Registration and Announcement
Although notification to the Commercial Registry is provided for both types of company under EBL Article 94(1), the legal nature of such notification differs. In joint-stock companies, where no share certificate or interim certificate has been issued in respect of a share, the debtor's share in the company is seized by notification by the enforcement office to the company. The seizure is deemed to have been effected on the date of notification to the company even if it has not been recorded in the company's share ledger, and the enforcement office notifies the Commercial Registry for registration purposes. In this context, registration is declaratory rather than constitutive in effect.
In limited liability companies, registration in the Commercial Registry carries greater functional significance by virtue of the rule that share transfers are also subject to registration in the registry. However, notification to the registry alone is not sufficient for the completion of the seizure; the essential act is notification to the company. Furthermore, the seizure must be directed at the debtor partner's share rather than at the legal personality of the company or its registry entry.
Possession
The most conspicuous distinction emerges in relation to the element of possession. In joint-stock companies, since share certificates and interim certificates issued pursuant to TCC Articles 486 and 487 constitute negotiable instruments, seizure is only possible through the enforcement office's assumption of actual physical possession of the instrument pursuant to EBL Article 88. In limited liability companies, however, the share certificates that are issued serve merely as instruments of proof; accordingly, physical taking of the instrument into custody does not produce the consequence of seizure, and seizure is only completed by means of registry recording, entry in the share ledger, and notification to the company.
Rights of Third Parties and Standing to File a Complaint
The seizure takes effect against bona fide third parties in the case of bare shares in joint-stock companies from the moment the notice is served upon the company.

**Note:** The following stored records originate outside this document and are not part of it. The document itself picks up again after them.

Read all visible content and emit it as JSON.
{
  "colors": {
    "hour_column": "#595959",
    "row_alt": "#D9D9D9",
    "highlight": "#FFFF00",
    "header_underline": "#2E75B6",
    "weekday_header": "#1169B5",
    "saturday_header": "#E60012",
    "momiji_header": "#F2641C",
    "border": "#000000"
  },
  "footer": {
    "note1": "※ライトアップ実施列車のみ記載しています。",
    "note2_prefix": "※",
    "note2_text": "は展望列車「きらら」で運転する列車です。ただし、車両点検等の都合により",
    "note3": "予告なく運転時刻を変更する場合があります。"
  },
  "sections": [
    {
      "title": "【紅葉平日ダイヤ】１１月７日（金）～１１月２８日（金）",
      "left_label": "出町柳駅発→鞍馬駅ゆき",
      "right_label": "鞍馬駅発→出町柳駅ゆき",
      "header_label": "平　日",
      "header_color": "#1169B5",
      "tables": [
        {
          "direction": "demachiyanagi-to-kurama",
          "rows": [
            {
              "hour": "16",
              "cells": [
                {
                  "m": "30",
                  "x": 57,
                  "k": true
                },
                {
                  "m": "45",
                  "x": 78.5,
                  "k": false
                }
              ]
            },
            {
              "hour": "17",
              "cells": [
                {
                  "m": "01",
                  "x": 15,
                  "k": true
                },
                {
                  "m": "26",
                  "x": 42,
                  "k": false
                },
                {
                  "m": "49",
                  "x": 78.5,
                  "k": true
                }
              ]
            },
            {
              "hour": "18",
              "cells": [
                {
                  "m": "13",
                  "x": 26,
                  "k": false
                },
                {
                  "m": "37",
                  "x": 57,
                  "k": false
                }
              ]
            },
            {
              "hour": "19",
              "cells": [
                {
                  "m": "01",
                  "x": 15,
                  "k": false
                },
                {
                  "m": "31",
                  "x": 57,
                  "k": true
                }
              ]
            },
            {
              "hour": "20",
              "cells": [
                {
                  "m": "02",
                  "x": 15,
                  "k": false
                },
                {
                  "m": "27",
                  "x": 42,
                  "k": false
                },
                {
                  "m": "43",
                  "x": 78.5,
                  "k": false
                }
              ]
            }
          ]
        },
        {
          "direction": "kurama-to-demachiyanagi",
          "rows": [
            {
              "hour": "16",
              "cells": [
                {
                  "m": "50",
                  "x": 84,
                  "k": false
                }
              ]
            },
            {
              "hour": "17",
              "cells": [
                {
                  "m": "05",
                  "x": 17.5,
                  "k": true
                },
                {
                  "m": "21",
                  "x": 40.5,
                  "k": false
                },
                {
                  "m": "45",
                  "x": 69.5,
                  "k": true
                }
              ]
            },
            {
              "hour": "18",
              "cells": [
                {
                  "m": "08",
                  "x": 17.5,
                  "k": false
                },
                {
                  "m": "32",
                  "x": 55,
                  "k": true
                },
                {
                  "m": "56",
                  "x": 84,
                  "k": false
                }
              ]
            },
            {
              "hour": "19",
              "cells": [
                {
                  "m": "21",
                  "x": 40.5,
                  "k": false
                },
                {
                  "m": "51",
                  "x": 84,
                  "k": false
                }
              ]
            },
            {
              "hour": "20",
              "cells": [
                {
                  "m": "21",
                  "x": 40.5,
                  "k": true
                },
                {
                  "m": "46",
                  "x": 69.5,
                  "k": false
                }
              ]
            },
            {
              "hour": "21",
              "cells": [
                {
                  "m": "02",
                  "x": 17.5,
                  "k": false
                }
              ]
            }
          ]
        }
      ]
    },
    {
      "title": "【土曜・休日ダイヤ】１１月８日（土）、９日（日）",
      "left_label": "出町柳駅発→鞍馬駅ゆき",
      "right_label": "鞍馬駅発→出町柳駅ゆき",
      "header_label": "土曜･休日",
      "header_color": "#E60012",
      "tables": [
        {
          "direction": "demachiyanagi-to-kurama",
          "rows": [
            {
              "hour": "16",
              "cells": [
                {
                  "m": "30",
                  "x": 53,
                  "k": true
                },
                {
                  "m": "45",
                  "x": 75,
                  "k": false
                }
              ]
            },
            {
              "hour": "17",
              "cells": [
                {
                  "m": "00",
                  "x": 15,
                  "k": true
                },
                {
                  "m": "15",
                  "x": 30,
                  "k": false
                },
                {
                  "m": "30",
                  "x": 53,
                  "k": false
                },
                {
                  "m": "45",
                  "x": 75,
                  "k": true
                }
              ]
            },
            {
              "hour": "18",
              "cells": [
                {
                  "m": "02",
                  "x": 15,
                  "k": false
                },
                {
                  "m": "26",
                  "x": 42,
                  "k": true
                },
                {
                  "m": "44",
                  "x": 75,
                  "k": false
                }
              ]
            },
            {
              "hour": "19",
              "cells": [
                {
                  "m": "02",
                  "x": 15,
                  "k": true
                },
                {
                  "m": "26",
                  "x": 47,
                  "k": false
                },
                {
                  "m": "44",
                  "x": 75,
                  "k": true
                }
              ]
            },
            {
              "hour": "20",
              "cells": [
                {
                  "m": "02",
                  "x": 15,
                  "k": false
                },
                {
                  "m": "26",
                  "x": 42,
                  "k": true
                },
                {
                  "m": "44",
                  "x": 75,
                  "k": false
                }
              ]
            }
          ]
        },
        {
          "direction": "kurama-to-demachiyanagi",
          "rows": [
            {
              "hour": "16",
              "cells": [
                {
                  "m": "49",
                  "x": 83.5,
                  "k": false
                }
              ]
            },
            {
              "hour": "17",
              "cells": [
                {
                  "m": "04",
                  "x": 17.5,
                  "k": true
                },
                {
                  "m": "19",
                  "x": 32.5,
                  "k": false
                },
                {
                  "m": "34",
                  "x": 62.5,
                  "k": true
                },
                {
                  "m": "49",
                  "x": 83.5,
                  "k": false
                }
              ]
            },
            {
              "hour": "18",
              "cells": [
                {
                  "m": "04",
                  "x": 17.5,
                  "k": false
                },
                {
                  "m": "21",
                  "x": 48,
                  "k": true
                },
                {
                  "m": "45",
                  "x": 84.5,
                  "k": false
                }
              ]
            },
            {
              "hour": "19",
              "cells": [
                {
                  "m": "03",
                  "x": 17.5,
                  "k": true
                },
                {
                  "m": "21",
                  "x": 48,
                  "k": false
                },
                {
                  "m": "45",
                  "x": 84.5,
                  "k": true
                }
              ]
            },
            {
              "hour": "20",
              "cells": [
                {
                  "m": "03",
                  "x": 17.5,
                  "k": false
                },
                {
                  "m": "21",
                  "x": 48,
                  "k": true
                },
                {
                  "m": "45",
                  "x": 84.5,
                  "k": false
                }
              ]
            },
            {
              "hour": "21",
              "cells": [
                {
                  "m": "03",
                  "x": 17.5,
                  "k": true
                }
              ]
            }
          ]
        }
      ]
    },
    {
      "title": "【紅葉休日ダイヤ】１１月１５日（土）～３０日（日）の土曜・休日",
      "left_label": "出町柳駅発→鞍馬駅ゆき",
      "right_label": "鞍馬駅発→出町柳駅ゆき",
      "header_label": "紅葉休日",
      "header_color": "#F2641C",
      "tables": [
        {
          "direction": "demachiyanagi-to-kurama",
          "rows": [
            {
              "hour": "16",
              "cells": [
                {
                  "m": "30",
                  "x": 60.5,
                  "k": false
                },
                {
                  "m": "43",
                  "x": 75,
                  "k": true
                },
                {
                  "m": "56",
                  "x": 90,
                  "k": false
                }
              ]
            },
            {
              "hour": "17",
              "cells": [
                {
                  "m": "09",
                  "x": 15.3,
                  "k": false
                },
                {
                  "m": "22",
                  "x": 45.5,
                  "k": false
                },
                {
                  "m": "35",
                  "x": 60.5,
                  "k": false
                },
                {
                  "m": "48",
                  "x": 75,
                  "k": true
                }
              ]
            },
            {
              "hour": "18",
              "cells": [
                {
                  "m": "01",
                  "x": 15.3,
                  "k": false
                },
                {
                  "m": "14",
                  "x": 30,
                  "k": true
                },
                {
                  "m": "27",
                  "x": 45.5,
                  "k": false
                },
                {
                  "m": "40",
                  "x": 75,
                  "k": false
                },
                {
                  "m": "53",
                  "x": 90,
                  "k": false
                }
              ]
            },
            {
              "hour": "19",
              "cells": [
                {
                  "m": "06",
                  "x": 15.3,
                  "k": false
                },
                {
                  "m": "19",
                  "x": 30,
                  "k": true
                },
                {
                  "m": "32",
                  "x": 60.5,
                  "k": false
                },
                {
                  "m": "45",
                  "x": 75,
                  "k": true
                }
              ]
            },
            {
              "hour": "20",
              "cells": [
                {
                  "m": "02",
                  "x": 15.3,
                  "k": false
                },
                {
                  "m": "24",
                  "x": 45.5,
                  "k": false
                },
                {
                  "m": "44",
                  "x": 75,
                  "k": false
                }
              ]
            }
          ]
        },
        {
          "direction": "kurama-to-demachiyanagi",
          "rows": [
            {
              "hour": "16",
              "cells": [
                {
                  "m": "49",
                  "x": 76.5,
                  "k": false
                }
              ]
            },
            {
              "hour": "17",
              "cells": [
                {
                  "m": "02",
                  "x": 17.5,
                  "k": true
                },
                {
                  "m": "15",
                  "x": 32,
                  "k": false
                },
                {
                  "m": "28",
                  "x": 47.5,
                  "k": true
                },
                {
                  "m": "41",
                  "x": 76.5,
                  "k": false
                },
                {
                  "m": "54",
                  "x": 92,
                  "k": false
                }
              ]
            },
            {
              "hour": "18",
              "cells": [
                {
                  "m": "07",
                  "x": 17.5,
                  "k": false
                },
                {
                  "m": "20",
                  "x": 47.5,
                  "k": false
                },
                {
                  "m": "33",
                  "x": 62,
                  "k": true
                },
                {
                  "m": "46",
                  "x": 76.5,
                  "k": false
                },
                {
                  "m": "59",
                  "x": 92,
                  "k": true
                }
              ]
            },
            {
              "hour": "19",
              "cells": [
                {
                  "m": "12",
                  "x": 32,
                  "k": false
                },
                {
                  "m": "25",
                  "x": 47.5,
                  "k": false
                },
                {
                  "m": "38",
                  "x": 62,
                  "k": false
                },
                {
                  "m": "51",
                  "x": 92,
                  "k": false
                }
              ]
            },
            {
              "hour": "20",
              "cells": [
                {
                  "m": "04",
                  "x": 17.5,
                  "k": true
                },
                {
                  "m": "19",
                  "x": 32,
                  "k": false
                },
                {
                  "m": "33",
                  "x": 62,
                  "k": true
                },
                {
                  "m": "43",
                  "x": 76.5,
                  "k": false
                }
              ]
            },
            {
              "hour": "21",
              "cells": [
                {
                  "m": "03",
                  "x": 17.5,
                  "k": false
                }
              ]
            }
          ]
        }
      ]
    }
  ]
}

In limited liability companies, the protective effect of registration and announcement in the Commercial Registry against third parties is more pronounced.
On the other hand, since notices issued in connection with the seizure of bare shares in joint-stock companies are not directed at the company's own assets, the company has no legitimate legal interest in bringing a complaint against such seizure.
IV. Conclusion
The procedure for the seizure of shares in capital companies is sharply differentiated according to the type of company and the legal status of the share. The most common error in practice is the view that, in the seizure of uncertificated bare shares in joint-stock companies, it is sufficient to send correspondence solely to the Commercial Registry, or, in the case of certificated shares, to merely serve a notice on the company rather than effecting actual physical custody (EBL Article 88). However, as firmly established by the case law of the Court of Cassation, notification to the company is a mandatory and constitutive element in the seizure of bare shares in joint-stock companies, whilst if a share certificate or interim certificate exists, physical taking of the instrument into custody is indispensable. In limited liability companies, even where share certificates have been issued, since such certificates do not possess the character of negotiable instruments, physical custody does not produce the consequence of seizure; the essential requirements are notification to the company and recording in the share ledger. For the validity of enforcement proceedings and the security of the subsequent sale phase, strict compliance with these procedural rules and with the statutory terminology at the seizure stage constitutes a legal imperative.
The content of this article is intended to provide a general guide to the subject matter. Specialist advice should be sought about your specific circumstances.